Eight months out of the year, the Fuerte is unmistakably pear-shaped and available. It has an oily texture like that of hazelnut and gets its name from the Spanish word for “strong.”
The Cleopatra is a petite, dwarf avocado that is only starting to gain popularity among consumers.
One of the popular types of avocados is Bacon. The taste of the bacon is milder than that of other types. Its pale brown skin is simple to peel off.
The Monroe is a substantial avocado with a weight limit of two pounds (910 grams). It has less watery meat and is a firmer variant.
Avocados are also a great source of fiber, a crucial ingredient that is often missing from Western diets. According to several research studies, persons who consume avocados tend to weigh less. This finding may be related to the fruit’s high fiber and good fat content as well as its low glycemic index.

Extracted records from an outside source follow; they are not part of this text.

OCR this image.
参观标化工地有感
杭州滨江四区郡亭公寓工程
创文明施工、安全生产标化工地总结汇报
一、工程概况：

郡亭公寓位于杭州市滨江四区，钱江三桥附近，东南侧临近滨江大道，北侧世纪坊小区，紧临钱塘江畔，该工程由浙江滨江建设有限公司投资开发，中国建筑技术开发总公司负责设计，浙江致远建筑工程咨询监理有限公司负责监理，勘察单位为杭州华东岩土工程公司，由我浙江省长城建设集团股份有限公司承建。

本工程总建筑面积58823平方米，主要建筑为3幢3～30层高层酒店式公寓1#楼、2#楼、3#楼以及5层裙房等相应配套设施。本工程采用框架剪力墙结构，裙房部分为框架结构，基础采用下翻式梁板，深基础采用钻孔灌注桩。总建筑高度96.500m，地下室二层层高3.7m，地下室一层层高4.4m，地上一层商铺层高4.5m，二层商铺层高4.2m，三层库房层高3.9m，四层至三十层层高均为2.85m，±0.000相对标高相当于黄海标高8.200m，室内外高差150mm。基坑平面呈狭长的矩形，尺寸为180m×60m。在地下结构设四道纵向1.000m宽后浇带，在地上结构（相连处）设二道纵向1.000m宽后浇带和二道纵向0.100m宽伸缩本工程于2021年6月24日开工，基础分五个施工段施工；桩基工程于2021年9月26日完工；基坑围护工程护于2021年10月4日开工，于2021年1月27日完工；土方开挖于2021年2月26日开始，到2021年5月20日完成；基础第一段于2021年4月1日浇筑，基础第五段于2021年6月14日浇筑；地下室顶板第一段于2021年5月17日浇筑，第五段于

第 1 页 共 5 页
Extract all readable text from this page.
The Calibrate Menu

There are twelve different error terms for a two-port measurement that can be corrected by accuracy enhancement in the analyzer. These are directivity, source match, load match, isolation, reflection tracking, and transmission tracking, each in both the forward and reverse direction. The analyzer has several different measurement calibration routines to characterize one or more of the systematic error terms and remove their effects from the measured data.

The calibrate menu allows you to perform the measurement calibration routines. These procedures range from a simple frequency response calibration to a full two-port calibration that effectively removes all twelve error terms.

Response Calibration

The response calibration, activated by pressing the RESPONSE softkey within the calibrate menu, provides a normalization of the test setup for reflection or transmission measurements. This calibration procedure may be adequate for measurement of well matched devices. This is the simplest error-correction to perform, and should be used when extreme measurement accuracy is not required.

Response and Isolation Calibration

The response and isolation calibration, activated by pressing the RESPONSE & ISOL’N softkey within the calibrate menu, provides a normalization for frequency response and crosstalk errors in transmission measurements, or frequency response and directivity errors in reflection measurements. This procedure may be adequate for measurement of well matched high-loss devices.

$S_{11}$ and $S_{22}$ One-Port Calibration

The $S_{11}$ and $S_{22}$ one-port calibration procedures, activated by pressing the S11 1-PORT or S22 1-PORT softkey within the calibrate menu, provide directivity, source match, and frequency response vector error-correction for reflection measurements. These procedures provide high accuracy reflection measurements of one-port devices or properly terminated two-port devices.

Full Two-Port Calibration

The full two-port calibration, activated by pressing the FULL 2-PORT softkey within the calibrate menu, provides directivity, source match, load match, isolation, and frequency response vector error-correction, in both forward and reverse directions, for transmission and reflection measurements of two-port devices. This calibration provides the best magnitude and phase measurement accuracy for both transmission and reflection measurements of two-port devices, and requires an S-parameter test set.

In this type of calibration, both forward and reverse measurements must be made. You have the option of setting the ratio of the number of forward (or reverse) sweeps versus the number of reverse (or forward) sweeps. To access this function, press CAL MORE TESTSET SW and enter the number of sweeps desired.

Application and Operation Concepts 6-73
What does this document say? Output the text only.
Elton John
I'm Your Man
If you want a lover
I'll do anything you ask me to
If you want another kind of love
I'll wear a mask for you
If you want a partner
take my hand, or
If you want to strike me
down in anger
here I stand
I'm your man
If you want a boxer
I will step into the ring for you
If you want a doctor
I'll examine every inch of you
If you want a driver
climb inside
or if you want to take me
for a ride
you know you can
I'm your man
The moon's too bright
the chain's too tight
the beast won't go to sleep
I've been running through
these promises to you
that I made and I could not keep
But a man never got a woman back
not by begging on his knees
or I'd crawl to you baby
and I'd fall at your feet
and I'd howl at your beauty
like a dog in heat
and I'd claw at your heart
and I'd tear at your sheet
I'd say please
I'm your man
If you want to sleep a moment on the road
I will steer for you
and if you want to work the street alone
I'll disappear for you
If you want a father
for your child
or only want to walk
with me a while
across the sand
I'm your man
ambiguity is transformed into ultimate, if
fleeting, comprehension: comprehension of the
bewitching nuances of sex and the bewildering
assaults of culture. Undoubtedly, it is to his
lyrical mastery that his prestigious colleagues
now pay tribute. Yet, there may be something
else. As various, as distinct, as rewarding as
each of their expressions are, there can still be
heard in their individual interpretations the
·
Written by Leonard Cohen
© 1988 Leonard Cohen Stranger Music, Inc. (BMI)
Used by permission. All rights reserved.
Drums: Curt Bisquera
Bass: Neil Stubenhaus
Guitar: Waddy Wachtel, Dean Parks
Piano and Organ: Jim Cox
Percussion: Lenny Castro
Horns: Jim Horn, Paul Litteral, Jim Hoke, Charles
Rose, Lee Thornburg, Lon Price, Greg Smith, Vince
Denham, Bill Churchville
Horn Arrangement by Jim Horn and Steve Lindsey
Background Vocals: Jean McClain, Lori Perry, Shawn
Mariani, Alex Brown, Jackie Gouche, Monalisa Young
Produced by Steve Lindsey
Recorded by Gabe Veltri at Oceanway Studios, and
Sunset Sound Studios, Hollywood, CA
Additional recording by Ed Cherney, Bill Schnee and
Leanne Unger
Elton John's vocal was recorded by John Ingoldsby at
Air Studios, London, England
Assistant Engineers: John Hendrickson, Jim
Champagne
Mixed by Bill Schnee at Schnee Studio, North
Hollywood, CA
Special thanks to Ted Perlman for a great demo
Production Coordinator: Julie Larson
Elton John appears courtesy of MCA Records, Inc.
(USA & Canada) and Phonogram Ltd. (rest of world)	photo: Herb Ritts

Avocados also include antioxidants like lutein and zeaxanthin, which are beneficial for your eyes and brain. These antioxidants may reduce the risk of cataracts, Alzheimer’s disease, and age-related macular degeneration (AMD). Additionally, studies show that habitual avocado eaters are healthier and less likely to develop metabolic syndrome. But this might be the case since many people who eat this fruit also seem to consume a lot of other nutrient-rich meals.
Avocado – The Bottom Line
Avocados are a very healthy fruit and have a lot of advantages. They are a good source of fiber, unsaturated fats, antioxidants, vitamins, and minerals that may help improve your health and reduce your chance of developing several chronic diseases. There are hundreds of types around the world, most of which vary in size, color, form, texture, and flavor, even if only one or two varieties are the best known.
The Hass avocado is the most well-liked and accessible variety. However, if you find a different kind, it probably has a comparable nutritional profile. In any event, avocados are a fantastic supplement to a diet high in nutrients and balance.